A recent enforcement action announced by the Pipeline and Hazardous Materials Safety Administration (PHMSA) should serve to remind owners and operators of onshore oil and gas pipelines of two key compliance obligations–identifying all high consequence areas (HCAs) associated with a pipeline and informing PHMSA about which method will be used to assess the integrity of each covered segment of the pipeline. The enforcement action involved an independent energy company with both offshore drilling and onshore properties in Southern California.
70-foot impact radius
According to PHMSA, in the alleged HCA violation, the operator failed to identify a mushroom farm within the calculated potential impact radius (PIR) of 70 feet of a gas pipeline in Oxnard. Under 49 CFR 192.903, there are several ways to identify an HCA. In this case, the farm would be classified as an “identified site” within the HCA definition. PHMSA’s regulations define the term as either “an outside area or open structure that is occupied by twenty (20) or more persons on at least 50 days in any twelve (12)-month period, or a building that is occupied by twenty (20) or more persons on at least five (5) days a week for ten (10) weeks in any twelve (12)-month period. (The days and weeks need not be consecutive.)”
Assessment method
PHMSA regulations at 49 CFR 192.921 specify that an operator must assess the integrity of the pipeline in each covered segment by applying one or more listed methods, depending on the threats to which the segment is susceptible. The listed methods include an internal inspection tool or tools, a pressure test, direct assessment, or any other technology an operator demonstrates can provide an equivalent understanding of the condition of the line pipe. In the current case, PHMSA charged that the operator failed to specify an internal inspection tool that was capable of detecting corrosion and other threats to which the pipeline is susceptible, such as stress corrosion cracking or electric resistance welded seam failure.
Corrections
In neither case did the operator contest the alleged violations. PHMSA also reported that the operator revised its integrity management plan to include the specified segment as an HCA segment and revised its assessment method matrix to ensure appropriate internal inspection tools are selected.

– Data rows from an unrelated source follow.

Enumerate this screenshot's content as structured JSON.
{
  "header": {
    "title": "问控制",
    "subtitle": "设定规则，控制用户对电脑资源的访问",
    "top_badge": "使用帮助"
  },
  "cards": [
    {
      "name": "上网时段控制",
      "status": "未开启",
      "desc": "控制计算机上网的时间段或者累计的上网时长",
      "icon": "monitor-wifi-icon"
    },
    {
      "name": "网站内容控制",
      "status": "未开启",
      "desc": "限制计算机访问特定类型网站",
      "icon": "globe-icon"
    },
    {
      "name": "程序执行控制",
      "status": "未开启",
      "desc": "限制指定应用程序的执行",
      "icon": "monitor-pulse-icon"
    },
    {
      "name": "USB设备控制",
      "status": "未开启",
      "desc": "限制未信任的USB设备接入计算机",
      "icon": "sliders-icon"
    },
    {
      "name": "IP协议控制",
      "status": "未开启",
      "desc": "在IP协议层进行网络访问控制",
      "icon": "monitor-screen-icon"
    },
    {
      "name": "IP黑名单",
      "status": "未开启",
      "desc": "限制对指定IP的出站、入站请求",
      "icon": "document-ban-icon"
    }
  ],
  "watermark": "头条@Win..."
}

PHMSA’s final order noted that the company reported the cost to achieve compliance, as requested by PHMSA. The order did not indicate what those costs were. Neither did PHMSA indicate that the operator was subject to a civil penalty.
The final order also included two warning items. First, PHMSA stated that the operator allegedly failed to reassess one of its pipelines in accordance with its assessment schedule. The second warning involved an alleged failure to measure program effectiveness on a semi-annual basis and failure to report the 2010 performance measures to PHMSA.
PHMSA stated that the operator had taken “certain actions” to address these warnings. However, should violations of these items be found, PHMSA added that the operator may be subject to future enforcement action.